實際上,MySQL會從第1筆開始拿,一直數到拿到了第900000筆資料後把前面讀到的都丟掉,最後再往下撈10筆我們要的資料後返回。
更重要的是,這邊指的拿是真的讀出整條記錄而不是走訪index數數而已。因此即便我們有建index而且MySQL也選擇使用index,每當走訪到一個index節點後,MySQL還是要根據這個index節點對應的主鍵ID回表查詢存在主鍵那棵Btree的資料,所以當偏移太多時MySQL反而會選擇全表搜索還比較快,我們用EXPLAIN語句來證實這段話。

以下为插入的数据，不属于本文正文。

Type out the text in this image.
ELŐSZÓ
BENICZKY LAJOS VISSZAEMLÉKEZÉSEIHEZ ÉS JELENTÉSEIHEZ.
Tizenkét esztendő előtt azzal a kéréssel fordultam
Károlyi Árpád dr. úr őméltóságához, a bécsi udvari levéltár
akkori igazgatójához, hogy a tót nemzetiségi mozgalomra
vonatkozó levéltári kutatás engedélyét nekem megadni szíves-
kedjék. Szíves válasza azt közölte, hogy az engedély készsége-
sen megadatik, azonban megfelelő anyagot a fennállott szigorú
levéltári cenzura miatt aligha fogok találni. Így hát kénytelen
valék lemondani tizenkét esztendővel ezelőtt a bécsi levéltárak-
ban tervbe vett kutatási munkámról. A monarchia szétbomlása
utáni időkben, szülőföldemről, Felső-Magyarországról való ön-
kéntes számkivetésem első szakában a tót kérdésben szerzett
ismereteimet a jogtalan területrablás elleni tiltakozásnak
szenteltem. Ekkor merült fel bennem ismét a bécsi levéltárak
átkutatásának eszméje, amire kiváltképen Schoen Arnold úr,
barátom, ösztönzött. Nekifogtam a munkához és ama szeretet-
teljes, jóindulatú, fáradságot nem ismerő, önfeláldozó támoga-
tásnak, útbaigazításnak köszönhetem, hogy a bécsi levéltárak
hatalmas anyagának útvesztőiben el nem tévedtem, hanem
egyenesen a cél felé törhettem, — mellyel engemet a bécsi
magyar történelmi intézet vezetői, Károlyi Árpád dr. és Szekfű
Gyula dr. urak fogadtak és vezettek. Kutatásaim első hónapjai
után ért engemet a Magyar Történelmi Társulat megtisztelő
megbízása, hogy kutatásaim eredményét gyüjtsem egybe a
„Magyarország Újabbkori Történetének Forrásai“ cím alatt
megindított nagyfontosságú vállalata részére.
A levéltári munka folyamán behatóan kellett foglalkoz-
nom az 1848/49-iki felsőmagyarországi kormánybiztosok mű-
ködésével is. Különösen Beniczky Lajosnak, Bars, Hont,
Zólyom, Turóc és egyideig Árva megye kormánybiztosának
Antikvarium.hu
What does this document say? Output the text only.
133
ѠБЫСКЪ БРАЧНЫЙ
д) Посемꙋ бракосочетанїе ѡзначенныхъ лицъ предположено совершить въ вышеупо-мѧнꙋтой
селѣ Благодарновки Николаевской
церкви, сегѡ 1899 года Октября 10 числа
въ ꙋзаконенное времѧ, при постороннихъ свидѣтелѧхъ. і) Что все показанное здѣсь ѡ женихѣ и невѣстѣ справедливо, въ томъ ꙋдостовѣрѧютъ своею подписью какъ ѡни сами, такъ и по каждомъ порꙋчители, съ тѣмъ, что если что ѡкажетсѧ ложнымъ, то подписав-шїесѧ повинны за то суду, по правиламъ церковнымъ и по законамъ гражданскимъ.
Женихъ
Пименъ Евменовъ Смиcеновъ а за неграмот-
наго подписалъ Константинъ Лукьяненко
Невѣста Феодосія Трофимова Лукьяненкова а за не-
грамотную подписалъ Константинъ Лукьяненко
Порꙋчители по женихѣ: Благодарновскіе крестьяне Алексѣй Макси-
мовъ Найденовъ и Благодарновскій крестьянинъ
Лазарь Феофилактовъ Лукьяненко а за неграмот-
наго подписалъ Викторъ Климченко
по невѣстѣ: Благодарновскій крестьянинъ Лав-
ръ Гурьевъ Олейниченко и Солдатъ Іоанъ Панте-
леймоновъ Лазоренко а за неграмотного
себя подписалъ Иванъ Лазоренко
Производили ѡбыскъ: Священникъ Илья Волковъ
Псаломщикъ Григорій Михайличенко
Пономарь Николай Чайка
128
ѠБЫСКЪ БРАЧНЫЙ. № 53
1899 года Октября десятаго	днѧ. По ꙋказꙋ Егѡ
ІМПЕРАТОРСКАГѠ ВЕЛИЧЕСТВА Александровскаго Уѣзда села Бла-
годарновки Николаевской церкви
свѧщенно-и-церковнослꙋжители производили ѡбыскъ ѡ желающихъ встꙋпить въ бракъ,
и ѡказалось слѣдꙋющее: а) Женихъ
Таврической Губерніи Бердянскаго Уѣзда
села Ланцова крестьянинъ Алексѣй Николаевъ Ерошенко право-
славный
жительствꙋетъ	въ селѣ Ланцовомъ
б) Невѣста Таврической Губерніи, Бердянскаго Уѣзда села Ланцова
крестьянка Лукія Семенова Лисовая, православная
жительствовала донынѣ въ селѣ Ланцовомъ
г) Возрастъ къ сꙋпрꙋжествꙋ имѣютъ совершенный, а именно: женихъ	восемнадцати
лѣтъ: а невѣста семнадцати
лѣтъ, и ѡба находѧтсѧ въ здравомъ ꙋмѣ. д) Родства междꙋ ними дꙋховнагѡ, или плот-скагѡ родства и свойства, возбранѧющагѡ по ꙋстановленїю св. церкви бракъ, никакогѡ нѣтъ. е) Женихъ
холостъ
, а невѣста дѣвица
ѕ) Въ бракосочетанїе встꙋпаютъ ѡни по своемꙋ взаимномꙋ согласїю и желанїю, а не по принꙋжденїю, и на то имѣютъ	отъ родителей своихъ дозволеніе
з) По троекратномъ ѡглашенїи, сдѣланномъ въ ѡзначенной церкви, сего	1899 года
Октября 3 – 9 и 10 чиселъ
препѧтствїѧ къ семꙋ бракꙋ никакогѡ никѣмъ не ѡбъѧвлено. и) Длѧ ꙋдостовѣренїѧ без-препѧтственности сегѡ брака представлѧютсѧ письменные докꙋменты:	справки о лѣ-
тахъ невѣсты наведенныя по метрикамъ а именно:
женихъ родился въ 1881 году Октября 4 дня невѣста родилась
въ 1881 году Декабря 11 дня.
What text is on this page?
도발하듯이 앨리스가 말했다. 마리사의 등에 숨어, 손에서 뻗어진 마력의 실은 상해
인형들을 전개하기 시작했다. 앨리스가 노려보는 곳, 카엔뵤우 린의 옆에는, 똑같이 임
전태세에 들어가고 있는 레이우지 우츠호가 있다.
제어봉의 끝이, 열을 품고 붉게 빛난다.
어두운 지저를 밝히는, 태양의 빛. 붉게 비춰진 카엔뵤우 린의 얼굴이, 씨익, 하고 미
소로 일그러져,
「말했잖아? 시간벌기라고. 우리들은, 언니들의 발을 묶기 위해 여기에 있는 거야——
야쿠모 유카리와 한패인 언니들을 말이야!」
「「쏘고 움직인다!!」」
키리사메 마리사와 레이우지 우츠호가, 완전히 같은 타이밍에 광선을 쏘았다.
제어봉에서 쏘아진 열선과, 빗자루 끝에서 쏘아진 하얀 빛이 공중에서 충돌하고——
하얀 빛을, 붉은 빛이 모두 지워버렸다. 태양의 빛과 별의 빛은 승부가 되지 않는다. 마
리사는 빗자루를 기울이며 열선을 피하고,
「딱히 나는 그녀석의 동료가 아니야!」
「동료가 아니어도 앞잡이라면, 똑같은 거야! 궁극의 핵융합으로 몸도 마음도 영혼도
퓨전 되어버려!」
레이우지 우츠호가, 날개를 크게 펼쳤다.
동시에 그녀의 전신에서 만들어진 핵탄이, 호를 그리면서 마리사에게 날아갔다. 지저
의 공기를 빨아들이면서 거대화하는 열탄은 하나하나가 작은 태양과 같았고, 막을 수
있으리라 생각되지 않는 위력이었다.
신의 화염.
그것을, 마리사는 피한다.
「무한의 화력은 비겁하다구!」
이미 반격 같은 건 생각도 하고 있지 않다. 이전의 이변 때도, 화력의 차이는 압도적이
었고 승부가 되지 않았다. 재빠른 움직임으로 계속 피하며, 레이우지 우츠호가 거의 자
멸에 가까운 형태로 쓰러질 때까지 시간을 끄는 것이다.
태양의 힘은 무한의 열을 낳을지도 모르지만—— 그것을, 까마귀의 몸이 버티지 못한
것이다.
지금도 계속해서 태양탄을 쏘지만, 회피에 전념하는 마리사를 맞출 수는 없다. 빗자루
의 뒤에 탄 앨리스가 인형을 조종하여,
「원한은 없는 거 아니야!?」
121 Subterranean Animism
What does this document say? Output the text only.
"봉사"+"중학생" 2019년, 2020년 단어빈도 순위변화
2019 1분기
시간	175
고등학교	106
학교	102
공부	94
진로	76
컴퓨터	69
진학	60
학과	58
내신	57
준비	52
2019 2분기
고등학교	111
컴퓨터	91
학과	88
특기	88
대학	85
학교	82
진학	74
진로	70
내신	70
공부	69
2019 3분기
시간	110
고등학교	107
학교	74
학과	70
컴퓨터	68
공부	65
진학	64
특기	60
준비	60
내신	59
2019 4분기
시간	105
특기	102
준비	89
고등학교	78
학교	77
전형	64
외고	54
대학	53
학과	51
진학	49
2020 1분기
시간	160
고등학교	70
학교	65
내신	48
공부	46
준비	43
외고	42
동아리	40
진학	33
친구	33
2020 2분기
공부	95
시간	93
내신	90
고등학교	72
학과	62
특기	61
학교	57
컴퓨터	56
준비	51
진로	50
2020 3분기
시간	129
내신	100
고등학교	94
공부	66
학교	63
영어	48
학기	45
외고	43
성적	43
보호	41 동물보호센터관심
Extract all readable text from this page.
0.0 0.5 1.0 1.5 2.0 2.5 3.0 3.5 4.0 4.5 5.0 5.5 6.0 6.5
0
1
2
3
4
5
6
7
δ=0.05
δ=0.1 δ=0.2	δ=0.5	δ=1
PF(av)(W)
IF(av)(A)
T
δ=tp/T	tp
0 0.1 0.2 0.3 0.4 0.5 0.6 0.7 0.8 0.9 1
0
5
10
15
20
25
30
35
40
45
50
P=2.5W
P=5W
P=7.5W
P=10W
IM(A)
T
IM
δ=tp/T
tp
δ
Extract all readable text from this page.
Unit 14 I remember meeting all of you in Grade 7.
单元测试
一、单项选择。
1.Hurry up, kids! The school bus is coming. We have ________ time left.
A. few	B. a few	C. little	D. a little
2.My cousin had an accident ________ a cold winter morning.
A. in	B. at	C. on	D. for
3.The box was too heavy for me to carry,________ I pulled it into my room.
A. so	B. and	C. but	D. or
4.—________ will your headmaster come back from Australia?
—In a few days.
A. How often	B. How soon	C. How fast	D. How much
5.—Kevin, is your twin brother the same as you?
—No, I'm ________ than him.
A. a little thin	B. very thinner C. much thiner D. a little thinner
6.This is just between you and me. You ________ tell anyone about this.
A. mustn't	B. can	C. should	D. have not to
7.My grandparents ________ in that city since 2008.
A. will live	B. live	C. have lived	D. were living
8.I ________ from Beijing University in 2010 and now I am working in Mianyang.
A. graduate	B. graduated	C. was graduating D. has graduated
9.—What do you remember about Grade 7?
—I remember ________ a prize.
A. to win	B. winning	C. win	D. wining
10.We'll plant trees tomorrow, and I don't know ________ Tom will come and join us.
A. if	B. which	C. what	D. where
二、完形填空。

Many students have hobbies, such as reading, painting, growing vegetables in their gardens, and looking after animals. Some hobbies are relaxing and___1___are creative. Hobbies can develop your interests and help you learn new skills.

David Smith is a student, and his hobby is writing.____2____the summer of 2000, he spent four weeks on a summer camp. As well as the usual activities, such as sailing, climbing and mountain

EXPLAIN SELECT id, content, createTime FROM card ORDER BY createTime DESC LIMIT 10 OFFSET 10;
先來查詢第2頁,很好,MySQL有如我們預期使用index。
+----+-------------+-------+------------+-------+---------------+----------------+---------+------+------+----------+---------------------+ | id | select_type | table | partitions | type | possible_keys | key | key_len | ref | rows | filtered | Extra | +----+-------------+-------+------------+-------+---------------+----------------+---------+------+------+----------+---------------------+ | 1 | SIMPLE | card | NULL | index | NULL | idx_createTime | 5 | NULL | 20 | 100.00 | Backward index scan | +----+-------------+-------+------------+-------+---------------+----------------+---------+------+------+----------+---------------------+
那第102頁呢?
EXPLAIN SELECT id, content, createTime FROM card ORDER BY createTime DESC LIMIT 10 OFFSET 110;
也有~
+----+-------------+-------+------------+-------+---------------+----------------+---------+------+------+----------+---------------------+ | id | select_type | table | partitions | type | possible_keys | key | key_len | ref | rows | filtered | Extra | +----+-------------+-------+------------+-------+---------------+----------------+---------+------+------+----------+---------------------+ | 1 | SIMPLE | card | NULL | index | NULL | idx_createTime | 5 | NULL | 120 | 100.00 | Backward index scan | +----+-------------+-------+------------+-------+---------------+----------------+---------+------+------+----------+---------------------+
第1002頁呢?
EXPLAIN SELECT id, content, createTime FROM card ORDER BY createTime DESC LIMIT 10 OFFSET 1010;
也還有~
+----+-------------+-------+------------+-------+---------------+----------------+---------+------+------+----------+---------------------+ | id | select_type | table | partitions | type | possible_keys | key | key_len | ref | rows | filtered | Extra | +----+-------------+-------+------------+-------+---------------+----------------+---------+------+------+----------+---------------------+ | 1 | SIMPLE | card | NULL | index | NULL | idx_createTime | 5 | NULL | 1020 | 100.00 | Backward index scan | +----+-------------+-------+------------+-------+---------------+----------------+---------+------+------+----------+---------------------+
第10002頁呢?
EXPLAIN SELECT id, content, createTime FROM card ORDER BY createTime DESC LIMIT 10 OFFSET 10010;
這下就沒有了,到此為止MySQL覺得查詢index後再回去查主鍵那棵Btree的資料太慢了,於是果斷選擇全表查詢(type=ALL)再搭配排序(extra=using file sort),最後數到第10010筆資料後往下再抓10筆返回。現在可以理解為什麼我們最一開始的SQL語句當分頁到第90001頁會花這麼長的時間了吧。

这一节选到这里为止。